Specifically, the early Web community produced some revolutionary ideas that are still spreading far beyond the technology sector today:
- Decentralization: no permission from a central authority is needed to publish anything on the Web, there is no central control node, so no single point of failure…and no “kill switch”! This also implies freedom from indiscriminate censorship and surveillance.
- Non-discrimination: if I pay to connect to the Internet with a certain quality of service and you pay to connect with that or a better quality of service, then we can both communicate at the same level. This principle of fairness is also known as Net Neutrality.
- Bottom-up design: instead of being written and vetted by a small group of experts, the code was developed in the public eye, encouraging maximum participation and experimentation.
- Universality: for anyone to publish anything on the Web, all computers involved must speak the same languages to each other, regardless of the different hardware people use, where they live or what cultural and political beliefs they hold. In this way, the Web breaks down silos while allowing diversity to flourish.
- Consensus: for universal standards to work, everyone must agree to use them.
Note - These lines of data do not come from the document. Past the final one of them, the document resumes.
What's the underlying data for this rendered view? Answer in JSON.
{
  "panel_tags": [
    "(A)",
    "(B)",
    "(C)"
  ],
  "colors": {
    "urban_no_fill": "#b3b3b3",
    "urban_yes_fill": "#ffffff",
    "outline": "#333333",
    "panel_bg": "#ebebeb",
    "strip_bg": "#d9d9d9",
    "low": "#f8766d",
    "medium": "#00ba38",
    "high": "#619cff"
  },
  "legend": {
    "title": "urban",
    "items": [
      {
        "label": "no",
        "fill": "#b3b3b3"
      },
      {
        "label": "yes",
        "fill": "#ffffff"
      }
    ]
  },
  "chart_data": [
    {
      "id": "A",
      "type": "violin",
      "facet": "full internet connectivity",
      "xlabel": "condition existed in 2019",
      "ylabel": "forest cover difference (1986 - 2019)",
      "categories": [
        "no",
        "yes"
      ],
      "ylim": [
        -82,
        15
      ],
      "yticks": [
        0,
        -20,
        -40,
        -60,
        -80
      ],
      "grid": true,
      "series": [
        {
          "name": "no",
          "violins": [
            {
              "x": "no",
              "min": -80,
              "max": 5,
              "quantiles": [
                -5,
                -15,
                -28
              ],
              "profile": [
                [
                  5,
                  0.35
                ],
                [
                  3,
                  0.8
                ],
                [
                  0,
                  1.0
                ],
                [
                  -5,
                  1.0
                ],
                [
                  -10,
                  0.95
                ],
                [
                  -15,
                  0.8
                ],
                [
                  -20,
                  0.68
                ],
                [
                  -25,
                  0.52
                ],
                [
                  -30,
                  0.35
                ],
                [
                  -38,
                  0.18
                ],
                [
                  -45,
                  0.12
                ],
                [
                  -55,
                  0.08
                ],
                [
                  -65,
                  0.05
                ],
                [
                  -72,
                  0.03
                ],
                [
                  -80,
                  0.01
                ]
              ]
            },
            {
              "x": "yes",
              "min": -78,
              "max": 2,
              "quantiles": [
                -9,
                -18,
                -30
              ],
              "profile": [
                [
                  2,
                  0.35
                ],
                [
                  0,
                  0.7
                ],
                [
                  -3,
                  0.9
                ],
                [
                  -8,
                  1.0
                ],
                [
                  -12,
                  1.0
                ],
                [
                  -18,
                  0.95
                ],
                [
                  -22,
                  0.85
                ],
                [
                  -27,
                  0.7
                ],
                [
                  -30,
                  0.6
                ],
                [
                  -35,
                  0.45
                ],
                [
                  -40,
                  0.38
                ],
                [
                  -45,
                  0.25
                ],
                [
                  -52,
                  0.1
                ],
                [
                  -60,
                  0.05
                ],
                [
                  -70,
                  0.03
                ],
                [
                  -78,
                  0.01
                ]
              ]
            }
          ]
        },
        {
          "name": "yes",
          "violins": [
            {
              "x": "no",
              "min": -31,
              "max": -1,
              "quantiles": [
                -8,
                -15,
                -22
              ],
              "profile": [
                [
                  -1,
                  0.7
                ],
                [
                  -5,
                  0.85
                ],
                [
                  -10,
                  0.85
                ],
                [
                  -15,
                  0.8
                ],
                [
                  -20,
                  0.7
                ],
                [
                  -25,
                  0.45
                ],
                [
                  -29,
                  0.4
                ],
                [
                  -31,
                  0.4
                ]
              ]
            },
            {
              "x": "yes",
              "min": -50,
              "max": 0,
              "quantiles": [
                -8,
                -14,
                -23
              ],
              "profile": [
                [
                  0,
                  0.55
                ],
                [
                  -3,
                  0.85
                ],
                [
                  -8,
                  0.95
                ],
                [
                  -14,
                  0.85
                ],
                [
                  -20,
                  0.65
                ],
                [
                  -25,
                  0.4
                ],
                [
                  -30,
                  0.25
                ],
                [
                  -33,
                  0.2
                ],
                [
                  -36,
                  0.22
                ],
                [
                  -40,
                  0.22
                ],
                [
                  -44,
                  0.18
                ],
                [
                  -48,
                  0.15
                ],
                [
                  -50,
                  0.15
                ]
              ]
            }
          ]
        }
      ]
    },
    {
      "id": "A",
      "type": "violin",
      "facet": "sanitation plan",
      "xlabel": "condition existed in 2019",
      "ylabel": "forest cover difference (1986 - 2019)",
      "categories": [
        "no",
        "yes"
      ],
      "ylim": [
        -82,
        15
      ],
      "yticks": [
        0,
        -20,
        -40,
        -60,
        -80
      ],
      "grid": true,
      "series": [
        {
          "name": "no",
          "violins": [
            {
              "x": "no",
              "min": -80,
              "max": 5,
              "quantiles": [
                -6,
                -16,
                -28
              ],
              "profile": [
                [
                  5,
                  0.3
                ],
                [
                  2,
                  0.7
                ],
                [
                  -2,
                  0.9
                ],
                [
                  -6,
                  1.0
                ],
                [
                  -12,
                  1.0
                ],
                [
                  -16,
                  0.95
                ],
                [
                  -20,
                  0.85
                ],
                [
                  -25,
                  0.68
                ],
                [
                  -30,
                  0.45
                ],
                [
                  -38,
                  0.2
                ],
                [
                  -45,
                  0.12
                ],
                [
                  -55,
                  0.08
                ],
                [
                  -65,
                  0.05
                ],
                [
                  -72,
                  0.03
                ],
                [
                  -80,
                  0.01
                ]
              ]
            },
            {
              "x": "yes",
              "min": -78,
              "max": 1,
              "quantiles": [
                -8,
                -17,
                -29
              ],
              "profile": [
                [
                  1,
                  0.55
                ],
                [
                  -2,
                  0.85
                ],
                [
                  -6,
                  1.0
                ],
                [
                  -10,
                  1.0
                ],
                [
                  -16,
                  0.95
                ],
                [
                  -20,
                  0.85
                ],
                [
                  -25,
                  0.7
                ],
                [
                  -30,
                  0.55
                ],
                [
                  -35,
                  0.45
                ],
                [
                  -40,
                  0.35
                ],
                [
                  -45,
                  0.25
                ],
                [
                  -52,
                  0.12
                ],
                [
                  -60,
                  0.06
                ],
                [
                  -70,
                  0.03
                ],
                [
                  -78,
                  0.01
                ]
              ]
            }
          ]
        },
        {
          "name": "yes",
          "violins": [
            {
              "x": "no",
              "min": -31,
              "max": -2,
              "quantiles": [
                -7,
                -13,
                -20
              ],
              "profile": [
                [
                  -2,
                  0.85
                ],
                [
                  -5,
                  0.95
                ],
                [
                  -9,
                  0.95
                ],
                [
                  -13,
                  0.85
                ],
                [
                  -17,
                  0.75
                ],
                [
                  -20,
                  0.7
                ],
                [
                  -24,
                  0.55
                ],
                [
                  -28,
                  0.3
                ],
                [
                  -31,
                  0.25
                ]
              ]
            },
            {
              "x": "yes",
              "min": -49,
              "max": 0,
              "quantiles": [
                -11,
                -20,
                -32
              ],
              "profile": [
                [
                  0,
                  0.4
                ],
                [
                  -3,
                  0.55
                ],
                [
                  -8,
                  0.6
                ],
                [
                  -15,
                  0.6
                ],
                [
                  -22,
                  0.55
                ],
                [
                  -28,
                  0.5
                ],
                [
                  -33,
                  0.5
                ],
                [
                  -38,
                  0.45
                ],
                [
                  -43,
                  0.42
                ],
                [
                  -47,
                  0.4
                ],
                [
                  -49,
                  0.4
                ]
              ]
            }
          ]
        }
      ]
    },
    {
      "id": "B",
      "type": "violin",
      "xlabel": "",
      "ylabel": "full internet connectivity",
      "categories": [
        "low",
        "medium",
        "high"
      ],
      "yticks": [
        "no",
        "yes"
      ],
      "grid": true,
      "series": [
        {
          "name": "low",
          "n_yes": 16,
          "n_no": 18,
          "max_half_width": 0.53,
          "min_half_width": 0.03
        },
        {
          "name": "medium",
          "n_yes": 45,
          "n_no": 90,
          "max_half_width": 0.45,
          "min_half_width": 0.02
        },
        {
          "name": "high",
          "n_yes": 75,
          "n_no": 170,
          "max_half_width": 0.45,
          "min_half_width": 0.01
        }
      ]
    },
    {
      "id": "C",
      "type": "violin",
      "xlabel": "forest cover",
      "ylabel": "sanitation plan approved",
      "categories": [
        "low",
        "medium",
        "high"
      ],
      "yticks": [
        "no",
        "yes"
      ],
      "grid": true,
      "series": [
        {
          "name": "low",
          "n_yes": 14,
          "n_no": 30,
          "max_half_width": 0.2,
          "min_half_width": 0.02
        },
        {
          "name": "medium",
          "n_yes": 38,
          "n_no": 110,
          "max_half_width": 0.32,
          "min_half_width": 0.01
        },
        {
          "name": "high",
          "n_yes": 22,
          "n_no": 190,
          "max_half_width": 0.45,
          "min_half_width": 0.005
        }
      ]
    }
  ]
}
Tim and others have achieved this consensus by giving everyone a voice in standards creation through a transparent and participatory process at W3C.
New permutations of these ideas are giving rise to new approaches in fields as diverse as information (Open Data), politics (Open Government), scientific research (Open Access), and education and culture (Free Culture), but so far we have only scratched the surface of how these principles could change society and politics for the better, as the World Wide Web Foundation, the foundation created in 2009 by Berners-Lee himself with Rosemary Leith, reminds us, advocating for a Web “that is secure, inspiring, and for everyone.”
Lights and shadows in these 30 years
Berners-Lee’s successor at the helm of Cern’s Web development team, François Flückiger, has also expressed his opinion on the Web’s first 30 years, saying he believes there are “positives and more negatives” and citing in particular as the most important change that the WWW has brought to society “the idea that anyone can be not only a consumer, but also a producer of information and, although not as often as I would like, of knowledge.”
Google’s unpredictable revolution
Among the most surprising points of this story, according to Flückiger, is one aspect of our business: “I had never imagined the search technology, so fast and efficient, that Google has invented,” says the computer scientist, who ranks the algorithm among the “three major breakthroughs of this new era, the other two being Ip and the Web,” admitting that “none of the engineers I know had even dreamed that something like this could happen,” just as unimaginable were ” the other Google applications, which are the result of the combination of their algorithms and their colossal computing power.”